Student Loan Default Consequences
The student loan default consequences can be quite extreme. First and foremost, your credit score will drop significantly. When your credit score is low and your credit report has negative marks on it, it can be difficult to do anything from buying a car to renting an apartment, to taking out a credit card or even opening up a bank account. You could lose your opportunity to sell any assets you may have, such as real estate. You may even have a hard time doing things like getting a driver's license or a passport.

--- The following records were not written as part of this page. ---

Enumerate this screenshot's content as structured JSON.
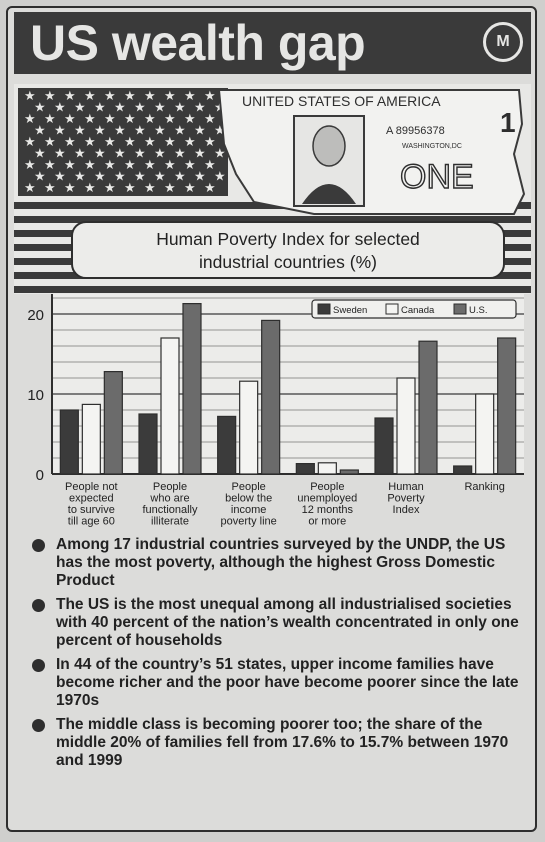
{
  "header": {
    "title": "US wealth gap",
    "logo_text": "M"
  },
  "banner": {
    "bill_country": "UNITED STATES OF AMERICA",
    "bill_serial": "A 89956378",
    "bill_city": "WASHINGTON,DC",
    "bill_denomination": "ONE",
    "bill_corner": "1"
  },
  "chart_data": {
    "type": "bar",
    "title": "Human Poverty Index for selected industrial countries (%)",
    "title_line1": "Human Poverty Index for selected",
    "title_line2": "industrial countries (%)",
    "categories": [
      [
        "People not",
        "expected",
        "to survive",
        "till age 60"
      ],
      [
        "People",
        "who are",
        "functionally",
        "illiterate"
      ],
      [
        "People",
        "below the",
        "income",
        "poverty line"
      ],
      [
        "People",
        "unemployed",
        "12 months",
        "or more"
      ],
      [
        "Human",
        "Poverty",
        "Index"
      ],
      [
        "Ranking"
      ]
    ],
    "series": [
      {
        "name": "Sweden",
        "values": [
          8.0,
          7.5,
          7.2,
          1.3,
          7.0,
          1.0
        ],
        "color": "#3b3b3b"
      },
      {
        "name": "Canada",
        "values": [
          8.7,
          17.0,
          11.6,
          1.4,
          12.0,
          10.0
        ],
        "color": "#f4f4f2"
      },
      {
        "name": "U.S.",
        "values": [
          12.8,
          21.3,
          19.2,
          0.5,
          16.6,
          17.0
        ],
        "color": "#6b6b6b"
      }
    ],
    "yticks": [
      "0",
      "10",
      "20"
    ],
    "ylim": [
      0,
      22.5
    ],
    "legend_placement": "top-right",
    "grid": true
  },
  "bullets": [
    "Among 17 industrial countries surveyed by the UNDP, the US has the most poverty, although the highest Gross Domestic Product",
    "The US is the most unequal among all industrialised societies with 40 percent of the nation’s wealth concentrated in only one percent of households",
    "In 44 of the country’s 51 states, upper income families have become richer and the poor have become poorer since the late 1970s",
    "The middle class is becoming poorer too; the share of the middle 20% of families fell from 17.6% to 15.7% between 1970 and 1999"
  ]
}
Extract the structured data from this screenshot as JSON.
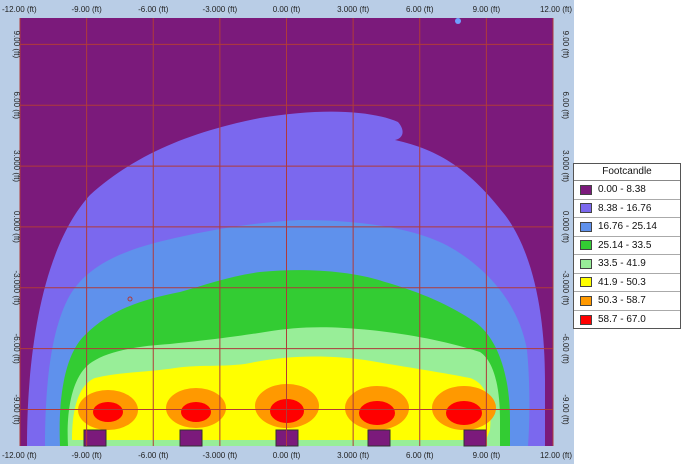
{
  "map": {
    "x_ticks_top": [
      "-12.00 (ft)",
      "-9.00 (ft)",
      "-6.00 (ft)",
      "-3.000 (ft)",
      "0.00 (ft)",
      "3.000 (ft)",
      "6.00 (ft)",
      "9.00 (ft)",
      "12.00 (ft)"
    ],
    "x_ticks_bottom": [
      "-12.00 (ft)",
      "-9.00 (ft)",
      "-6.00 (ft)",
      "-3.000 (ft)",
      "0.00 (ft)",
      "3.000 (ft)",
      "6.00 (ft)",
      "9.00 (ft)",
      "12.00 (ft)"
    ],
    "y_ticks": [
      "9.00 (ft)",
      "6.00 (ft)",
      "3.000 (ft)",
      "0.000 (ft)",
      "-3.000 (ft)",
      "-6.00 (ft)",
      "-9.00 (ft)"
    ],
    "grid_color": "#b03a3a",
    "frame_color": "#b9cde6"
  },
  "legend": {
    "title": "Footcandle",
    "items": [
      {
        "range": "0.00 - 8.38",
        "color": "#7b1a7b"
      },
      {
        "range": "8.38 - 16.76",
        "color": "#7b68ee"
      },
      {
        "range": "16.76 - 25.14",
        "color": "#5f91ec"
      },
      {
        "range": "25.14 - 33.5",
        "color": "#33cc33"
      },
      {
        "range": "33.5 - 41.9",
        "color": "#98ee98"
      },
      {
        "range": "41.9 - 50.3",
        "color": "#ffff00"
      },
      {
        "range": "50.3 - 58.7",
        "color": "#ff9900"
      },
      {
        "range": "58.7 - 67.0",
        "color": "#ff0000"
      }
    ]
  }
}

You also will no longer be able to put the loan into forbearance or deferment, which may have helped you out had you done that sooner. Also, remember that both federal and private student loans are nearly impossible to discharge when declaring bankruptcy. Many people who are struggling to pay their loans may consider bankruptcy as an option, but unfortunately, it won't help in this case.
How to Avoid Defaulting
Defaulting on a loan is a very scary thing because the impact it will have on your credit is so extreme. Therefore, those who borrow student loans or who are thinking of borrowing student loans should do everything they can to make sure they don't default, even if times get rough:
- Choose a school that has a somewhat affordable tuition.
- Think hard before taking out loans to begin with. Understand how much you need to take out, and what the interest will be on those loans. Also, make sure you read about the various repayment methods.
- Consider consolidating your loans to reduce interest rates and make monthly payments simpler.
- Choose a repayment plan that works for you based on your income. Sometimes "income-based" payments are the best, however, it may take longer to pay it off because of the interest. It could help prevent you from defaulting.
- Set up automatic payments, so that you will never accidentally forget to make a payment.
- If you are struggling to make payments, call the lender immediately to see what your options are. Forbearance and deferment are both temporary solutions if you can't pay at the moment.
- Ask for help. Of course, not everyone can resort to this option, but if you're falling behind on your payments, perhaps a friend or family member can lend you a hand for the time being.
Is There Student Loan Forgiveness?
Student loans can be canceled, discharged or forgiven for a number of different reasons. For instance, depending on which loans you have, if you enter a job in public service, like teaching, you may be able to get your loans forgiven after a certain number of years in the field.
If you are on disability or sadly, if you die, then loans can sometimes be forgiven, too, though in many cases, they can be passed onto your loved ones or a cosigner. Loans can also sometimes be forgiven depending on the payment plan you take out. For example, if you pay your loan on time for 20 years, whatever is remaining after that time will be forgiven. It all depends on the lender, the nature of the loan and your specific circumstances.